Sell for the present, but buy for the future
Originally appeared in Hills Publications, April 1, 2005 and ANG Newspapers, April 2, 2005
With home prices reaching unprecedented heights, we may ask: Is this the top of the market? If not, how long can prices continue spinning skyward? Sampling Multiple Listing Service data for one popular Oakland zip code, I found the median price of a home has almost tripled since this seller’s market began in January 1997.
Sellers want to know, in the foreseeable future, when would be the best time to sell. Buyers ask if they should purchase before prices rise another notch, or wait until the anticipated “market correction.” Looking back at local real estate history plus a recently released “Risk Index” provides some clues to guide our expectations.
This cycle is different
2005 began in a similar fashion to years since 1997; a multitude of buyers is chasing a small supply of homes for sale. This, combined with fixed interest rates remaining below six percent, has caused bidding wars. In a number of instances, more than 40 buyers vied for one house.

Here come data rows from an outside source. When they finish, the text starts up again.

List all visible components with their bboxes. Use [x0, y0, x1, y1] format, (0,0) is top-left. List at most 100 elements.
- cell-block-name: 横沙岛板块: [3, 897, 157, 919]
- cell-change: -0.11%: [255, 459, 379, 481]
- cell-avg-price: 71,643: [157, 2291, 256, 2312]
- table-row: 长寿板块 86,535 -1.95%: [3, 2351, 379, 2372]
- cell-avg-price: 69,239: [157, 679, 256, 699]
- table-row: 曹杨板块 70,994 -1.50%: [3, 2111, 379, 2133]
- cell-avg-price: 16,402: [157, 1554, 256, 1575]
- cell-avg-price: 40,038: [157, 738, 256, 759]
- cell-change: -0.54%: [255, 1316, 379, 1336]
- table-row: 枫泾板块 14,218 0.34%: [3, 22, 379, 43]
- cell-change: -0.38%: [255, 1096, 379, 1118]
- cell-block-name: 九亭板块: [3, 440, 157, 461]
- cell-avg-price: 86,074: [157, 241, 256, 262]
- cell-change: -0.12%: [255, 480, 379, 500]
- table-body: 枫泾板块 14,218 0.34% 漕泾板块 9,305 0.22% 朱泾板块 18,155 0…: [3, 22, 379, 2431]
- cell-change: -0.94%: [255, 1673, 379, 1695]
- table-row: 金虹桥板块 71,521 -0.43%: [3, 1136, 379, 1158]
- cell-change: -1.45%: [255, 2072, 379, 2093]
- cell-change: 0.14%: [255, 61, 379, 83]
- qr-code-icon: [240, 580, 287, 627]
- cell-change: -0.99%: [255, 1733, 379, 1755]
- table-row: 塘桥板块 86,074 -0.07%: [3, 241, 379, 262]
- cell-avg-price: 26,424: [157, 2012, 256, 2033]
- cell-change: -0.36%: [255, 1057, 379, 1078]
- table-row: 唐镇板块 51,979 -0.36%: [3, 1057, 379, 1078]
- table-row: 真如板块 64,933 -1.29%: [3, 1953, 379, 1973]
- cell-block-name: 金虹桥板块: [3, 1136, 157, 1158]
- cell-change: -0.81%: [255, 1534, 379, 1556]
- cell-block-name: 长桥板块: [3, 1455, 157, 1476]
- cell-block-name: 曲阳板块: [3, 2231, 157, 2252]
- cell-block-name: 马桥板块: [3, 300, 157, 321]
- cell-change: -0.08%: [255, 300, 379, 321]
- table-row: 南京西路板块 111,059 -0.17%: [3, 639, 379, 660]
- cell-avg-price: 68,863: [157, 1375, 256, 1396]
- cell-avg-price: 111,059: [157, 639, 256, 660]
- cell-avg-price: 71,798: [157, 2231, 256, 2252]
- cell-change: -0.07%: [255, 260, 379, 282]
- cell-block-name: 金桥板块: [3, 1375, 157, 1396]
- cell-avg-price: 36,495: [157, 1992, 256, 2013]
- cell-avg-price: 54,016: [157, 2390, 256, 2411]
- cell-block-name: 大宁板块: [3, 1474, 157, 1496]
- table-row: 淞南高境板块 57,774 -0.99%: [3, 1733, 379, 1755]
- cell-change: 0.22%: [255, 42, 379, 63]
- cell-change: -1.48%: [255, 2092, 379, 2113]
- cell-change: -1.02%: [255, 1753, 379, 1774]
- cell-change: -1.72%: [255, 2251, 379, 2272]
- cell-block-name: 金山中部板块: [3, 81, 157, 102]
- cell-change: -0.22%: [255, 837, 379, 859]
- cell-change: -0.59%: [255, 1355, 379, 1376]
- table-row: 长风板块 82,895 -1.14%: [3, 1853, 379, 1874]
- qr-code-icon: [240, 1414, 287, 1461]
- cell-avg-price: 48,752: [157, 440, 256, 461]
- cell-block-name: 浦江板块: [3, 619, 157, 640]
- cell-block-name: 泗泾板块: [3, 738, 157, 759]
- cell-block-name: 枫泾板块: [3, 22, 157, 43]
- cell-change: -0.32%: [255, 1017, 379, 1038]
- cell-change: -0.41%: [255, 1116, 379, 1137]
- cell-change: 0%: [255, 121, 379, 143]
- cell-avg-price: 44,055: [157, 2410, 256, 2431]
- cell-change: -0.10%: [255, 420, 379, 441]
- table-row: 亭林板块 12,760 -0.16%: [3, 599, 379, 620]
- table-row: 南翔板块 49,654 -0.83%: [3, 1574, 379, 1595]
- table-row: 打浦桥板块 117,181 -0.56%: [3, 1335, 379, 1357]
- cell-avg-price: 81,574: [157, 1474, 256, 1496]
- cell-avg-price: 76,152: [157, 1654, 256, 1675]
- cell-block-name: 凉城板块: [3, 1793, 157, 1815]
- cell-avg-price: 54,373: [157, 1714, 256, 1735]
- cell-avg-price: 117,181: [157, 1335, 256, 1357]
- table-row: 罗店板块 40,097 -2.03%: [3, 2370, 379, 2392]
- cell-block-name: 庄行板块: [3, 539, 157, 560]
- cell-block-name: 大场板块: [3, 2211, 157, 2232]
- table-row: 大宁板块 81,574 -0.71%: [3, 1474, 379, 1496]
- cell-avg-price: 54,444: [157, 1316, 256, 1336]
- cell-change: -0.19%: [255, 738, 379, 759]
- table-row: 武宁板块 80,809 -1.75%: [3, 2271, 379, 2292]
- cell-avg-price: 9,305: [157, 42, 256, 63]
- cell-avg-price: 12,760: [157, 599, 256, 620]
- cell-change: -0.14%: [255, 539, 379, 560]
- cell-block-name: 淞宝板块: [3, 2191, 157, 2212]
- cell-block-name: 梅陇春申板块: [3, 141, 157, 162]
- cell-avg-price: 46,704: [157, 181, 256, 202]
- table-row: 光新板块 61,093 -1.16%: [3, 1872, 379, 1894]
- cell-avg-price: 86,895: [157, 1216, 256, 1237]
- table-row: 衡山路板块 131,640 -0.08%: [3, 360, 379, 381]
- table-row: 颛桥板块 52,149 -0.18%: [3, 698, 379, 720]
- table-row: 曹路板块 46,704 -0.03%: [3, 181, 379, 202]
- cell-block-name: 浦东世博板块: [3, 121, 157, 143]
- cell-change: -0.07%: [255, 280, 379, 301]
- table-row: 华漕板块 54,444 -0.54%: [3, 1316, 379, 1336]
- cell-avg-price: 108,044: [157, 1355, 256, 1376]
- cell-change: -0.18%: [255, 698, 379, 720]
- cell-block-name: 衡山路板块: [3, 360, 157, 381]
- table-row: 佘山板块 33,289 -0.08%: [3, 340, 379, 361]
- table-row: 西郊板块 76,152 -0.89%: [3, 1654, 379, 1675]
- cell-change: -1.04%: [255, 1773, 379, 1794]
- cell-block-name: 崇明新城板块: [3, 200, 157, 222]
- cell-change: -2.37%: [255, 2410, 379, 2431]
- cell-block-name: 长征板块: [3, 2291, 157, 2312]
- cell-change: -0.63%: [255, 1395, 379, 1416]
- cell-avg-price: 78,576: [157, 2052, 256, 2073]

Defying previous three-year cycles, we are now in year nine of our current seller’s market. In 1996, the median price for a property in zip code 94602, which includes Glenview, Oakmore, Dimond, Laurel, Lincoln Heights and part of Redwood Heights, was $203,500. For 2004, this number was $565,000. Continuing this trajectory, the median price for the same zip in the inventory-starved first quarter of this year reached $602,500.
Signs of change
Are we at the beginning of a change in the market, or will demand and prices continue their incessant rise? Over 50 percent of active Realtors began their careers in 1997 or later and have not experienced a major market downturn. Even long-time veterans know the difficulties of predicting a paradigm shift. Predicting and recognizing, nonetheless, are two different concepts. Seasoned professionals, having seen it before, will know the signs of change.
History and gravity teach us that nothing on earth can go up forever. Despite this, barring an unexpected catastrophe that would undermine consumer confidence, home prices are unlikely to suddenly stop increasing or, even, decrease. The time will come, nevertheless, when this seller’s market will have morphed into a buyer’s market.

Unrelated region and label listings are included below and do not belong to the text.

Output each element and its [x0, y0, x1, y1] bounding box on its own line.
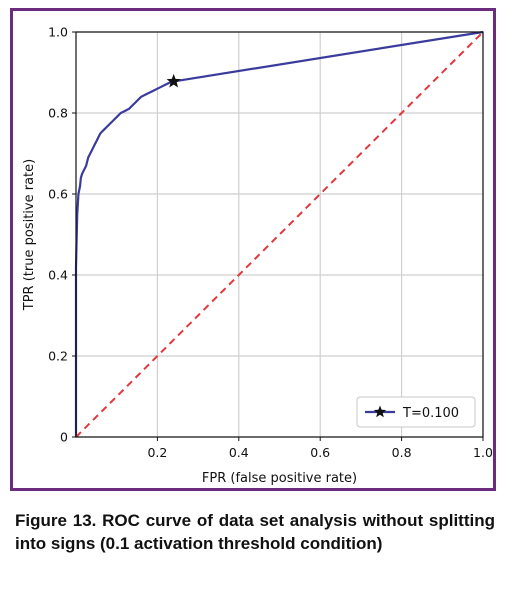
roc-chart: 0.2 0.4 0.6 0.8 1.0 0 0.2 0.4 0.6 0.8 1.0 FPR (fal…	[22, 25, 493, 487]
x-tick-label: 0.2	[147, 445, 167, 460]
y-tick-label: 0.4	[48, 268, 68, 283]
y-tick-label: 0.2	[48, 349, 68, 364]
legend-label: T=0.100	[402, 406, 459, 421]
chance-diagonal-line	[75, 31, 484, 438]
x-tick-label: 0.8	[392, 445, 412, 460]
x-tick-label: 1.0	[473, 445, 493, 460]
y-tick-label: 0.6	[48, 187, 68, 202]
roc-curve-line	[74, 30, 484, 437]
y-axis-label: TPR (true positive rate)	[22, 159, 37, 311]
x-tick-label: 0.4	[229, 445, 249, 460]
figure-caption: Figure 13. ROC curve of data set analysi…	[15, 511, 495, 553]
y-tick-label: 0.8	[48, 106, 68, 121]
legend: T=0.100	[356, 396, 476, 428]
threshold-star-marker	[166, 73, 181, 88]
axes	[72, 31, 484, 441]
series-layer	[74, 30, 484, 438]
plot-frame	[75, 31, 484, 438]
tick-labels: 0.2 0.4 0.6 0.8 1.0 0 0.2 0.4 0.6 0.8 1.0	[48, 25, 493, 461]
x-tick-label: 0.6	[310, 445, 330, 460]
legend-star-marker	[373, 405, 387, 418]
y-tick-label: 1.0	[48, 25, 68, 40]
legend-box	[356, 396, 476, 428]
x-axis-label: FPR (false positive rate)	[202, 471, 357, 486]
y-tick-label: 0	[60, 430, 68, 445]
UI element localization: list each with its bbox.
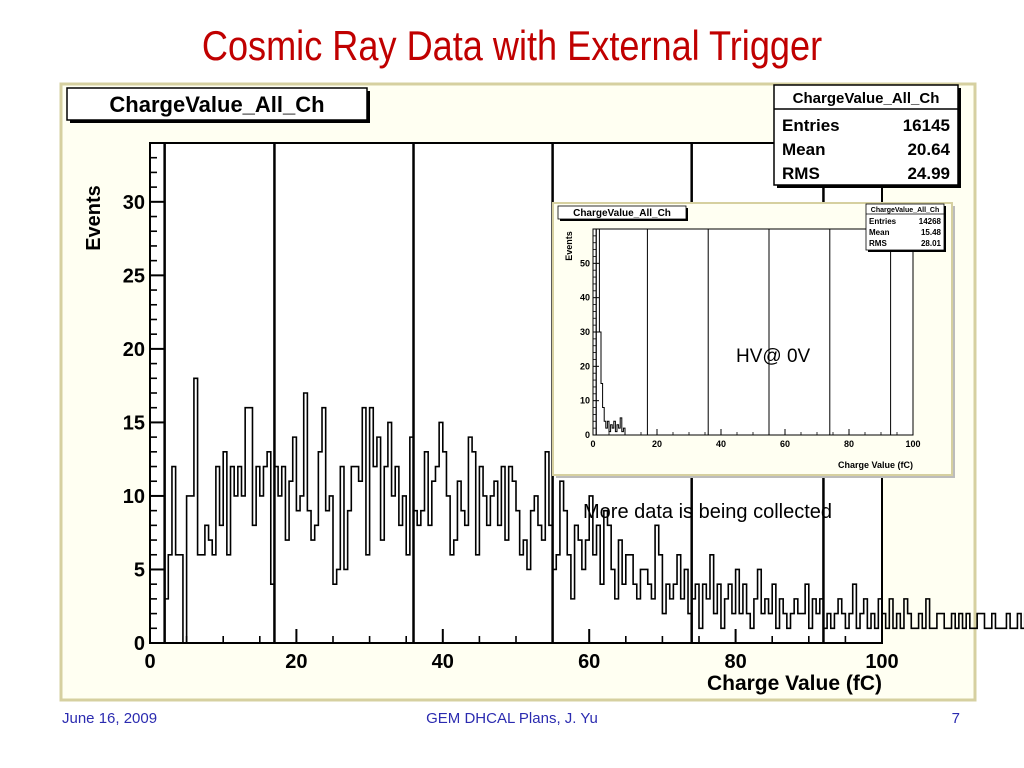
y-tick-label-15: 15 <box>123 412 145 434</box>
y-tick-label-20: 20 <box>123 339 145 361</box>
x-tick-label-20: 20 <box>285 651 307 673</box>
x-tick-label-60: 60 <box>780 439 790 449</box>
inset-plot-area <box>592 228 914 436</box>
x-tick-label-0: 0 <box>590 439 595 449</box>
main-stats-rms: 24.99 <box>907 164 950 183</box>
inset-stats-name: ChargeValue_All_Ch <box>871 207 939 214</box>
x-tick-label-80: 80 <box>844 439 854 449</box>
y-tick-label-50: 50 <box>580 258 590 268</box>
y-tick-label-10: 10 <box>580 396 590 406</box>
collection-note: More data is being collected <box>583 501 832 523</box>
footer-date: June 16, 2009 <box>62 710 158 727</box>
inset-xlabel: Charge Value (fC) <box>838 460 913 470</box>
y-tick-label-25: 25 <box>123 265 145 287</box>
page-number: 7 <box>951 710 960 727</box>
inset-stats-mean-label: Mean <box>869 228 890 237</box>
x-tick-label-20: 20 <box>652 439 662 449</box>
main-stats-entries-label: Entries <box>782 116 840 135</box>
x-tick-label-100: 100 <box>865 651 898 673</box>
main-stats-box <box>773 84 959 186</box>
inset-ylabel: Events <box>564 231 574 261</box>
inset-stats-mean: 15.48 <box>921 228 942 237</box>
inset-stats-entries-label: Entries <box>869 217 897 226</box>
x-tick-label-0: 0 <box>144 651 155 673</box>
inset-histogram <box>593 228 641 436</box>
slide-title: Cosmic Ray Data with External Trigger <box>201 22 823 69</box>
y-tick-label-40: 40 <box>580 293 590 303</box>
main-stats-name: ChargeValue_All_Ch <box>793 90 940 107</box>
inset-stats-box <box>865 203 945 251</box>
main-stats-mean: 20.64 <box>907 140 950 159</box>
main-histogram <box>150 377 1024 644</box>
inset-stats-entries: 14268 <box>919 217 942 226</box>
y-tick-label-0: 0 <box>134 633 145 655</box>
inset-title-box <box>557 205 687 220</box>
footer-center: GEM DHCAL Plans, J. Yu <box>426 710 598 727</box>
y-tick-label-30: 30 <box>580 327 590 337</box>
inset-stats-rms: 28.01 <box>921 239 942 248</box>
main-stats-rms-label: RMS <box>782 164 820 183</box>
main-title: ChargeValue_All_Ch <box>109 92 324 117</box>
main-title-box <box>66 87 368 121</box>
y-tick-label-30: 30 <box>123 192 145 214</box>
main-stats-mean-label: Mean <box>782 140 825 159</box>
x-tick-label-40: 40 <box>432 651 454 673</box>
y-tick-label-20: 20 <box>580 361 590 371</box>
x-tick-label-40: 40 <box>716 439 726 449</box>
main-ylabel: Events <box>83 185 105 251</box>
y-tick-label-5: 5 <box>134 559 145 581</box>
x-tick-label-100: 100 <box>905 439 920 449</box>
y-tick-label-10: 10 <box>123 486 145 508</box>
inset-annotation: HV@ 0V <box>736 346 811 367</box>
inset-title: ChargeValue_All_Ch <box>573 208 671 219</box>
x-tick-label-60: 60 <box>578 651 600 673</box>
inset-stats-rms-label: RMS <box>869 239 887 248</box>
x-tick-label-80: 80 <box>724 651 746 673</box>
main-xlabel: Charge Value (fC) <box>707 672 882 695</box>
main-stats-entries: 16145 <box>903 116 950 135</box>
y-tick-label-0: 0 <box>585 430 590 440</box>
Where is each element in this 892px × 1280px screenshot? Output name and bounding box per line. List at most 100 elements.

Most likely, a combination of significantly higher mortgage rates, inflation and local unemployment will combine to finally derail the long real estate ride. In addition, the unrelenting problem of higher and higher prices also increases property taxes and insurance. When houses are affordable to only a handful, decrease in demand will follow.
In past downturns, it took at least a year for some salespeople and their sellers to accept the declining market. Competent agents figure it out more quickly than their clients as listings sit unsold, even after price reductions. Before the market transformation is generally acknowledged, prices stay higher than warranted because sellers and less savvy licensees are relying on comparable sales from three to six months previous that no longer apply.
In this scenario, sellers commonly insist their house is worth at least as much, if not more, than the house across the street that sold not long ago. Unfortunately, once the market has switched, even relatively recent comparable sales may no longer be relevant. In spite of this, to get listings, agents may work with overpriced properties.
As this trend continues, homes take more time to sell and may command lower prices than before. Inventory builds up, thereby putting increased downward pressure on prices. It takes six months to have sufficient data to quantify the new market direction. Six more months on the same course will validate it is not a temporary aberration. As a testament to avoidance of reality, in the 1990s downturn, prices on many properties remained high for three years after the market change began.
Sellers should appreciate today’s opportunity to sell for the maximum. Taking this good fortune for granted, or assuming it will last indefinitely, could be an expensive miscalculation.
Buyers, on the other hand, need to buy for the future and not try to outguess the market. They must recognize that buying soon could turn out to be the “top” of this market. Buying for the future means understanding that real estate, when purchased for the long term, is an incredibly safe investment.
Those who bought in 1989, at the previous top of the market, saw, in the 1990’s, their equity decrease. Many sold for a loss during this period. Those who held on longer saw their homes’ value increase substantially.
Risk assessment study
The PMI Mortgage Insurance Company just published an interesting analysis of economic and real estate trends (www.pmigroup.com). They are predicting a relatively minor increase in mortgage rates “to range between 6.2 and 6.3%” in the next twelve months (2005).
This report ranks 50 Metropolitan Statistical Areas (MSAs) in descending order of greatest likelihood, in the next two years, of a housing price decrease. “An index value of 100 implies a probability of falling house prices of 10%.” An index value of 200 suggests a 20% chance that home prices will decline.
“San Francisco-Oakland-Fremont, CA” is number three on the list, with a 479 risk index, equating to a 48% prospect of lower house prices in the coming two years. The only two higher MSAs are the San Jose area with a 530 risk index and Boston with a 533.
Final Thoughts
Guessing when the market will turn is daunting, even to sophisticated practitioners. Predicting the exact date is less important than accepting that it will happen because real estate inevitably follows a pattern.
As a seller, be thankful for the present opportunity. Your home is a limited commodity that could command a record price. At some future point, when the market has turned, today’s value will be irrelevant.
As a buyer, think long term and do not be concerned about when the market will shift. Over time, you can expect prices to increase. Even so, bear in mind the determinants of value. Location is always the key, but there are numerous variables to consider.
As always, having the right agent can make all the difference for you. Choose carefully!